Everything you need to know to get the most from your plot in June
Everything you need to know to get the most from your plot
NEARLY EVERY GARDEN I VISIT has bountiful quantities of clematis growing and this has made me determined to shoehorn some more into my own plot. They are incredibly useful and versatile climbers, not only for fences, walls and archways but also for covering the bare lower stems of leggy shrubs or for wreathing an evergreen with unexpected colour.
Clematis ‘Kermesina’ (above) is one I have my eye on for its rich dark-red flowers that start coming in mid-summer. Its curious name comes from the crimsondye-producing kermes insect. It is a viticella type, so should be quite resistant to clematis wilt. In one of the Winchelsea gardens (see page 130), I noted the freeflowering C. texensis ‘Princess Kate’. This has trumpet- or lily-shaped flowers, pinky purple on the outside and white on the inside with rich plum-coloured stamens.
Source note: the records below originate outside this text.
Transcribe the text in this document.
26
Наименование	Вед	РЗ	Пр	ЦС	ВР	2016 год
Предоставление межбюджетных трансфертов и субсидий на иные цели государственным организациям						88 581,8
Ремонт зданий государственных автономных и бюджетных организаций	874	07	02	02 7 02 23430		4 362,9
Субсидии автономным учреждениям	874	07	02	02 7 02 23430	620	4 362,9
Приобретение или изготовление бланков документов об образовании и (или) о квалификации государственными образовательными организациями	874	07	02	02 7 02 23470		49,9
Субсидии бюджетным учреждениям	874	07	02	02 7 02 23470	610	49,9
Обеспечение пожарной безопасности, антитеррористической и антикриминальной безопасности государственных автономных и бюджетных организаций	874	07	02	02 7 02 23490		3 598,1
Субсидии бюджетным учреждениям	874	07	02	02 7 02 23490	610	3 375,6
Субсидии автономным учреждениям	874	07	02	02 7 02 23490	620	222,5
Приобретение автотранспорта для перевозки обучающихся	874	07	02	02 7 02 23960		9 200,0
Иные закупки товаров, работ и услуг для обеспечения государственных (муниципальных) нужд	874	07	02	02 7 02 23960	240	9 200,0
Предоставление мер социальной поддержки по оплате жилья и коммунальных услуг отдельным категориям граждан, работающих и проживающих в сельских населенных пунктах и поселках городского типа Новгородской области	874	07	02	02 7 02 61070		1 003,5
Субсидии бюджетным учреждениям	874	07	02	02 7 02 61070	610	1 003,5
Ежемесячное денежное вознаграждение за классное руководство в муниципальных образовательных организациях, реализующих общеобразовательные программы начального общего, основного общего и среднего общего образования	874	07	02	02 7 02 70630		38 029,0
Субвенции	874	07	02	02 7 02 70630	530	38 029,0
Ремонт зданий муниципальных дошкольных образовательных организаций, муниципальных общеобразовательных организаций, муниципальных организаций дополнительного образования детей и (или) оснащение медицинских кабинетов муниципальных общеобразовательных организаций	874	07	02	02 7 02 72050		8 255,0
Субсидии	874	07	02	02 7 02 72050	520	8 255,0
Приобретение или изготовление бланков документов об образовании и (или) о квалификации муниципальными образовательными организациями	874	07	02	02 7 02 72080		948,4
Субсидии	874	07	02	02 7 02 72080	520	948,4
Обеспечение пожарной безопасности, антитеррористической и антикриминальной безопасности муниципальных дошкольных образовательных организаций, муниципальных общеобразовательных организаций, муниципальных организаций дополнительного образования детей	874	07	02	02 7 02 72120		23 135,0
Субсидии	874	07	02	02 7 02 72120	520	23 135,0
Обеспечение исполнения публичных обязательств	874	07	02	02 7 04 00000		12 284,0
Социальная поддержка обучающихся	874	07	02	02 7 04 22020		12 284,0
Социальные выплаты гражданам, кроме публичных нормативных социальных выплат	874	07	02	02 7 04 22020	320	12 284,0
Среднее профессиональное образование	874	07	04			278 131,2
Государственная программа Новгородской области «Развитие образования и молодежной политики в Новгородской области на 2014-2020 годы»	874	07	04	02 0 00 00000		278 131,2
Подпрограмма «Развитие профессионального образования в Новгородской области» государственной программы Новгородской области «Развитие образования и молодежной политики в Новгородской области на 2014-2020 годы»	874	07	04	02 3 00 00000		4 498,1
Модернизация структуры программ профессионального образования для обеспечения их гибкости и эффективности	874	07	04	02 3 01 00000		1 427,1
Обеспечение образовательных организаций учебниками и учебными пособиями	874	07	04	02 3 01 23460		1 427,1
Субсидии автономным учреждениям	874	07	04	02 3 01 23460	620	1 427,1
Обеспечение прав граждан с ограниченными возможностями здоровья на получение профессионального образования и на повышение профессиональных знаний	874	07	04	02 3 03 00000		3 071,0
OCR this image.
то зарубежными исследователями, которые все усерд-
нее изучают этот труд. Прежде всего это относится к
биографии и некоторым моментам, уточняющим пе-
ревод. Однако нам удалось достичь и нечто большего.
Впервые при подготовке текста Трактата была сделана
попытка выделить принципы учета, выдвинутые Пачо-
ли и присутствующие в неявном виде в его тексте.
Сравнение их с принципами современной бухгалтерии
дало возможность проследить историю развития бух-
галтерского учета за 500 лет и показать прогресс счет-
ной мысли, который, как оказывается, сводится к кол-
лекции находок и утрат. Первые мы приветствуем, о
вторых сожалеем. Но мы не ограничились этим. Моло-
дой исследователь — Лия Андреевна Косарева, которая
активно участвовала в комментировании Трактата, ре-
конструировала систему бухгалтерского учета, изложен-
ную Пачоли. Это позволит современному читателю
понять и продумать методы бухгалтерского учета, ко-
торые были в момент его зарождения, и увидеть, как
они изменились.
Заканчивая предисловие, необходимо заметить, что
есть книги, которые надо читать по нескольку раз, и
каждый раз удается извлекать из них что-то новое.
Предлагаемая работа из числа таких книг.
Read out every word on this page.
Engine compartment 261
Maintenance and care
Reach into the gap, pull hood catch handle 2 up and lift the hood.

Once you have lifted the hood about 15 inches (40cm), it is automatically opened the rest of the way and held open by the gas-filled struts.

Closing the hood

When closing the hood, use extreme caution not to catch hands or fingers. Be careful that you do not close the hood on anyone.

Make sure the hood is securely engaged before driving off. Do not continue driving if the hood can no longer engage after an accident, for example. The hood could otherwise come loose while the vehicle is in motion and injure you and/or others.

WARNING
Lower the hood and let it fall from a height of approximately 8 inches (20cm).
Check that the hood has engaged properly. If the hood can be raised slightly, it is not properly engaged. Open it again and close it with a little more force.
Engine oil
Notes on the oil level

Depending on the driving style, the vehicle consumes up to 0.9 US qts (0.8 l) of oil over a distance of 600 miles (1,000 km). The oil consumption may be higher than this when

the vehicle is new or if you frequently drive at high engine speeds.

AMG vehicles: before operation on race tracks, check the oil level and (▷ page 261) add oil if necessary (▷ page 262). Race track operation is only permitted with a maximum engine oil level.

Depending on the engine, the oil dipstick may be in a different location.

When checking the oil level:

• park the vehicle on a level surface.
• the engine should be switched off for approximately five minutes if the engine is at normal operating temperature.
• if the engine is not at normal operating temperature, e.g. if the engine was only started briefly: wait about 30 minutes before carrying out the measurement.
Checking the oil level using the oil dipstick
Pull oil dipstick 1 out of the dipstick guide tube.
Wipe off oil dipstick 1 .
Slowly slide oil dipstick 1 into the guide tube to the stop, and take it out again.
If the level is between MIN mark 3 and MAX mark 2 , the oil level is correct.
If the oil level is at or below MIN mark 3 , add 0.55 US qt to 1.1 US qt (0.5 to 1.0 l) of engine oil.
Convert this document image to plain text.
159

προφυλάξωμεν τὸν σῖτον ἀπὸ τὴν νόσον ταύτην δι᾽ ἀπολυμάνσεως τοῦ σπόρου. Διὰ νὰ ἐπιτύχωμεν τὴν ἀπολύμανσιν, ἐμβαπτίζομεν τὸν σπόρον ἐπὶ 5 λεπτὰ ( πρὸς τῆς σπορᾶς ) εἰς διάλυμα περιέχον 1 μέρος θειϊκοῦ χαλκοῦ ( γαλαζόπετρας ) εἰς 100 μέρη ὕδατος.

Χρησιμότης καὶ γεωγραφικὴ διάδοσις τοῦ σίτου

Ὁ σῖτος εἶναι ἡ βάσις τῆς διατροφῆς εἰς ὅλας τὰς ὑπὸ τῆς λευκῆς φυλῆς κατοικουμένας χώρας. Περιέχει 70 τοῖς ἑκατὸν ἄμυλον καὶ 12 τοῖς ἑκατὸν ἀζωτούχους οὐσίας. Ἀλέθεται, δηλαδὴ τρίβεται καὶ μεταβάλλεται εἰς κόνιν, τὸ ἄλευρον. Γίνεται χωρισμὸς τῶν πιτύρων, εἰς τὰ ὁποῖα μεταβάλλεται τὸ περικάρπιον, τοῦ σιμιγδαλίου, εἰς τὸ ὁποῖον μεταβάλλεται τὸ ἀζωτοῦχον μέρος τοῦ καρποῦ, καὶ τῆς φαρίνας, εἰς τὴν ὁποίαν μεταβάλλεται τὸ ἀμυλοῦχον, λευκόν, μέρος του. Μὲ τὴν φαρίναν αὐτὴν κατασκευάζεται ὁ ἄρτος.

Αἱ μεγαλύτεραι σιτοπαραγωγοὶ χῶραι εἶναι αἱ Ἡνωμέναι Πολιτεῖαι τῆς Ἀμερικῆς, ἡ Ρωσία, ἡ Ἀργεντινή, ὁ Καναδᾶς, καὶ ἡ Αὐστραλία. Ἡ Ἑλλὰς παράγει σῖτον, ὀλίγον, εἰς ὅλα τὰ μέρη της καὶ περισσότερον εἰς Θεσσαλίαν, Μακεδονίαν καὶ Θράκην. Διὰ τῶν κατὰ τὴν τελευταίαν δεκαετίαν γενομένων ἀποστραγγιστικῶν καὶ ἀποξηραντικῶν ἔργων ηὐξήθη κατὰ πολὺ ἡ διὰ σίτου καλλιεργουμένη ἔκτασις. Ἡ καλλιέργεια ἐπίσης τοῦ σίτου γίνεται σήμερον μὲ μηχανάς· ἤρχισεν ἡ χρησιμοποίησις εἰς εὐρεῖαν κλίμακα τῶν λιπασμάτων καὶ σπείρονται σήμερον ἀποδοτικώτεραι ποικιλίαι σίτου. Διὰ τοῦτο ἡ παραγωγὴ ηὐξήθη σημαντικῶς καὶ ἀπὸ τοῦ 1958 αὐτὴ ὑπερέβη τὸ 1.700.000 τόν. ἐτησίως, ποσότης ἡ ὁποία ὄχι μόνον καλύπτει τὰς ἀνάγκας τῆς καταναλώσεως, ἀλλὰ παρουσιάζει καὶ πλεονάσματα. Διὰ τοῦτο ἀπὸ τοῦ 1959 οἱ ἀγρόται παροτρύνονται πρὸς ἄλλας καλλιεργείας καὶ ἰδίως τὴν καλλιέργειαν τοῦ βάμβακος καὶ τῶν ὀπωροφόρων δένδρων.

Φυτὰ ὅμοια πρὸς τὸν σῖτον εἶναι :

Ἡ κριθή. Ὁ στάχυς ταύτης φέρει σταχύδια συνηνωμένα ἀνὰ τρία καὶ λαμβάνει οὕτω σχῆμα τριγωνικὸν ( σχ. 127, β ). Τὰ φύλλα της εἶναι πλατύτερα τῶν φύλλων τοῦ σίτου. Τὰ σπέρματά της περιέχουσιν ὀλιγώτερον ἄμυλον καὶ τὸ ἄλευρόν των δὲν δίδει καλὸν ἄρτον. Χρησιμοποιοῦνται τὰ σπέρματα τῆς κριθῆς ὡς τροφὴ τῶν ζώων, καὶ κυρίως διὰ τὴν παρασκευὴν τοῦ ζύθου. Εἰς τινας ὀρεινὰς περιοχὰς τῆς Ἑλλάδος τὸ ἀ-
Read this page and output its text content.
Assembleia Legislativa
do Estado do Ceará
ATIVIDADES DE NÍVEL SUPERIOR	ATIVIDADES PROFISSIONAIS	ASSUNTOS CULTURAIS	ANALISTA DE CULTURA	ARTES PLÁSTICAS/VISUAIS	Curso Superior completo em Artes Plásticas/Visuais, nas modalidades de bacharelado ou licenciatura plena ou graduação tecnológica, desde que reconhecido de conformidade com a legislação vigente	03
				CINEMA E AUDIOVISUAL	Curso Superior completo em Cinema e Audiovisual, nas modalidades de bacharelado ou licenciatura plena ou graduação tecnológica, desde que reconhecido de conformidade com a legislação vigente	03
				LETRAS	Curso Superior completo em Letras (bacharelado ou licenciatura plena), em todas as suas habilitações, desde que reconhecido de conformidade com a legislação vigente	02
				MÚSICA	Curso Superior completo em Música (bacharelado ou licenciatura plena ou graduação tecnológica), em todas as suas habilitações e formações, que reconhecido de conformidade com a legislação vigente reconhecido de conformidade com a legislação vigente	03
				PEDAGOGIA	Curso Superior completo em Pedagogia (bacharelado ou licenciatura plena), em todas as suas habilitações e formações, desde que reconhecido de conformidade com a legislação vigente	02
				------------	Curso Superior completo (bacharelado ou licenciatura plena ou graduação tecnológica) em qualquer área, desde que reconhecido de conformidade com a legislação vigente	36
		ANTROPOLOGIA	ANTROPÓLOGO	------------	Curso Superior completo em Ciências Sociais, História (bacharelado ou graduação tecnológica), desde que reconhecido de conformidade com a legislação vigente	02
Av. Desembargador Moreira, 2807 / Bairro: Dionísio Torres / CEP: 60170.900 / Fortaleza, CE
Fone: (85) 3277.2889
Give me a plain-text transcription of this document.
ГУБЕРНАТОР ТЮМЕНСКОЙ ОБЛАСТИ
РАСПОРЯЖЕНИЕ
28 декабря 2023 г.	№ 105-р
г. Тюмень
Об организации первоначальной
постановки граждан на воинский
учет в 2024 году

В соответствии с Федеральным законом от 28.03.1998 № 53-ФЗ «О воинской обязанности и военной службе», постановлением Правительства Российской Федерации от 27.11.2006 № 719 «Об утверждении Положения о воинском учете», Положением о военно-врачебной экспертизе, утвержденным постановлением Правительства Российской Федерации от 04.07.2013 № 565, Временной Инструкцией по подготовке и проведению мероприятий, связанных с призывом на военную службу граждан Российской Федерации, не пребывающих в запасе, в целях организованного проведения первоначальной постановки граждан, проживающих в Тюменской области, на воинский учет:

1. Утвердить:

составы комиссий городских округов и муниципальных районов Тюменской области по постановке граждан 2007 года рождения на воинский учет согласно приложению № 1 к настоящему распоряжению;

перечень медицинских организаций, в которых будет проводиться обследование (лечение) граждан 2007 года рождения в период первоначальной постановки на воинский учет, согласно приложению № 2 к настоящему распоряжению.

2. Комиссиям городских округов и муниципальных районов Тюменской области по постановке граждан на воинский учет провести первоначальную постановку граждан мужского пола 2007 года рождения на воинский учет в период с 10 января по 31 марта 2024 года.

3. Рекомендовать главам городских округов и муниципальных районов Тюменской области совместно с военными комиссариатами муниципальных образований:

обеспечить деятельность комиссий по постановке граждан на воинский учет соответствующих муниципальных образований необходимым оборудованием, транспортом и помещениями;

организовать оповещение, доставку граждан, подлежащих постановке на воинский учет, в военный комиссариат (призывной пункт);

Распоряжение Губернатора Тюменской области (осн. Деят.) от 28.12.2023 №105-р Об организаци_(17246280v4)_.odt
Ashwood Nurseries (ashwoodnurseries.com) recommends it for adding colour to an amelanchier’s summer foliage. I have had great success with C. koreana ‘Broughton Bride’, which has bell-shaped flowers speckled with lilac. The blooms hang like paper handkerchiefs over my galvanized arch – it’s a real show-stopper.
Clematis are essentially woodlanders that prefer a cool root run, so if their base is not well shaded by other plants, lay a light-colour stone over their planted roots and they should do well.